A body is orbiting very close to the earth's surface with kinetic energy K.E. The energy required to completely escape from it is:
$\left( A \right)$ $\sqrt 2 KE$
$\left( B \right)$ $2KE$
$\left( C \right)$ $KE\sqrt 2 $
$\left( D \right)$ None of the above

Answer 1

Hint: Kinetic energy is the energy of motion, so the object which is moving will have motion and hence it will have kinetic energy.
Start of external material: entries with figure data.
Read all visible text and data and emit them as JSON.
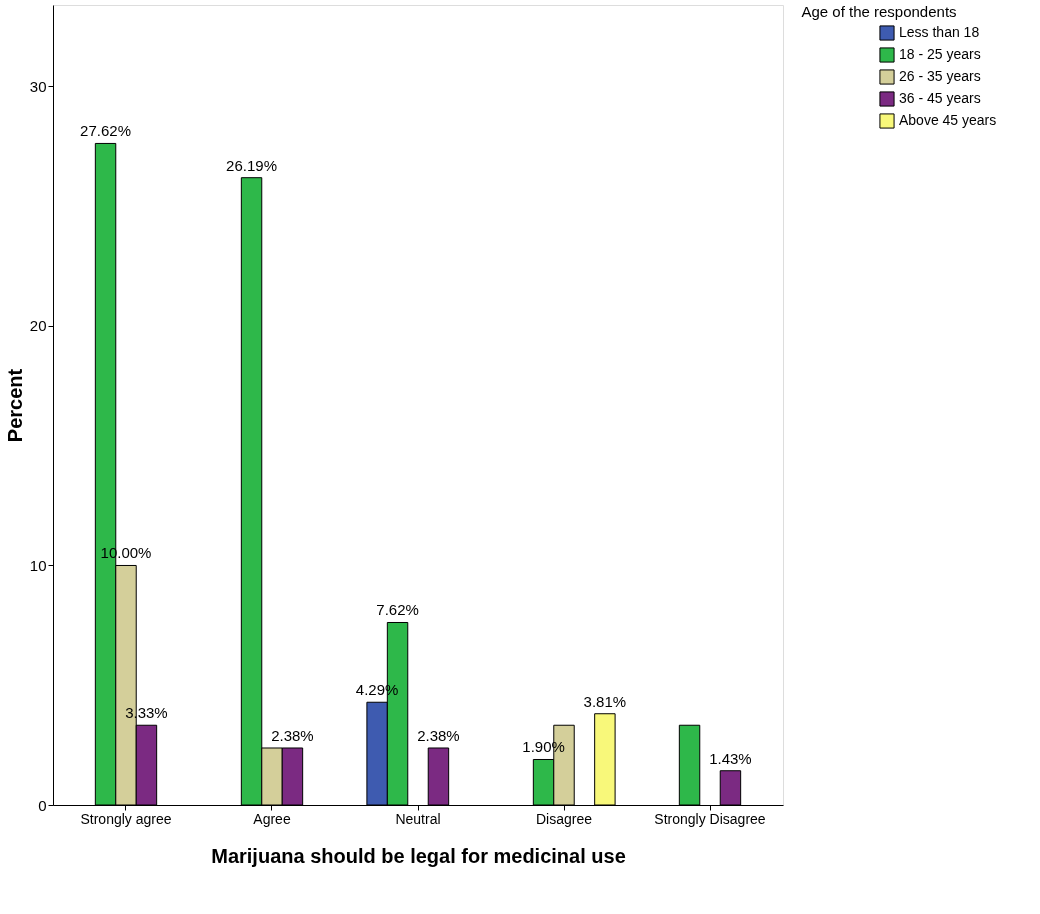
{
  "chart_data": {
    "type": "bar",
    "xlabel": "Marijuana should be legal for medicinal use",
    "ylabel": "Percent",
    "legend_title": "Age of the respondents",
    "legend": "top right",
    "categories": [
      "Strongly agree",
      "Agree",
      "Neutral",
      "Disagree",
      "Strongly Disagree"
    ],
    "ylim": [
      0,
      33.4
    ],
    "yticks": [
      0,
      10,
      20,
      30
    ],
    "grid": false,
    "series": [
      {
        "name": "Less than 18",
        "color": "#3e5bb0",
        "values": [
          null,
          null,
          4.29,
          null,
          null
        ],
        "value_labels": [
          null,
          null,
          "4.29%",
          null,
          null
        ]
      },
      {
        "name": "18 - 25 years",
        "color": "#2eb84a",
        "values": [
          27.62,
          26.19,
          7.62,
          1.9,
          3.33
        ],
        "value_labels": [
          "27.62%",
          "26.19%",
          "7.62%",
          "1.90%",
          null
        ]
      },
      {
        "name": "26 - 35 years",
        "color": "#d4cf9a",
        "values": [
          10.0,
          2.38,
          null,
          3.33,
          null
        ],
        "value_labels": [
          "10.00%",
          null,
          null,
          null,
          null
        ]
      },
      {
        "name": "36 - 45 years",
        "color": "#7b2a82",
        "values": [
          3.33,
          2.38,
          2.38,
          null,
          1.43
        ],
        "value_labels": [
          "3.33%",
          "2.38%",
          "2.38%",
          null,
          "1.43%"
        ]
      },
      {
        "name": "Above 45 years",
        "color": "#f8f87a",
        "values": [
          null,
          null,
          null,
          3.81,
          null
        ],
        "value_labels": [
          null,
          null,
          null,
          "3.81%",
          null
        ]
      }
    ]
  }
}
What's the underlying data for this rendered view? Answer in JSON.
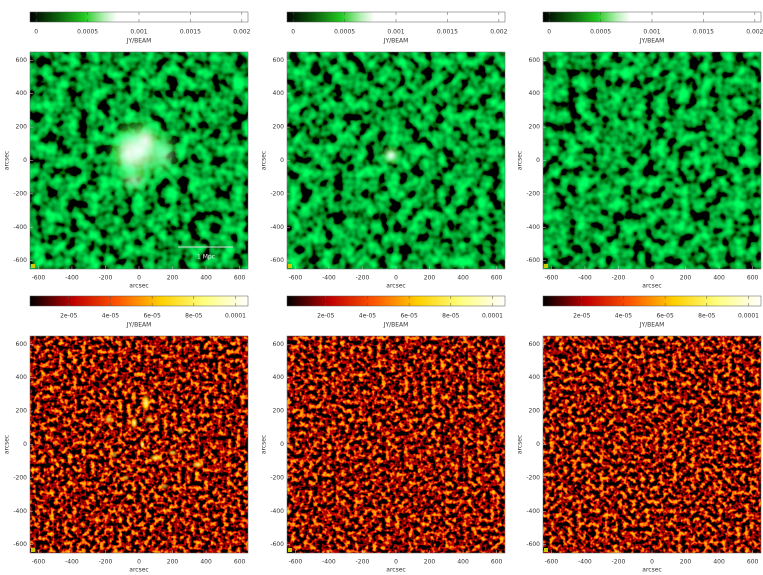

So as energy is of two types that is one is kinetic energy and the other one is potential energy similarly there are different types of kinetic energy like rotational, translational, etc.
Formula used
Kinetic energy,
$KE = \dfrac{1}{2}m{v^2}$; Where $KE$ is the kinetic energy, $m$ is the mass, and $v$ is the velocity.
$PE = mgh$; Where $m$is the mass, $g$ is the acceleration due to gravity, and $h$ will be the height.

Solution
In question, it is given that the body is very close to the earth and so we have to find how much energy the body is required to get completely escaped from it.
When the body is orbiting the earth then the centripetal force is provided by the gravitational force of attraction of earth.
Hence,
$ \Rightarrow \dfrac{{GMm}}{{{R^2}}} = \dfrac{{m{v^2}}}{R}$
Where $G$is the universal gravitational
Kinetic energy will be
$ \Rightarrow KE = \dfrac{{m{v^2}}}{2}$
Which will be equal to $\dfrac{{GMm}}{{2R}}$
Now the gravitational potential energy will be equal to,
\[ \Rightarrow PE = - \dfrac{{GMm}}{R}\]
As we know
After combining both the energy we will get the total energy.
So numerically we can write it as
$ \Rightarrow TE = PE + KE$
Where, $TE$ is the total energy, $PE$ is the potential energy, and $KE$ is the kinetic energy.
And also the total energy is equal to
$ \Rightarrow TE = - \dfrac{{GMm}}{{2R}}$
Therefore $\dfrac{{GMm}}{{2R}}$ which will be equal to $KE$ is required to completely escape from it.


Notes Newton discovered the link between the motion of the Moon and also the motion of a body falling freely on Earth. By his propellant and gravitational theories, he explained Kepler’s laws and established the modern quantitative science of gravitation.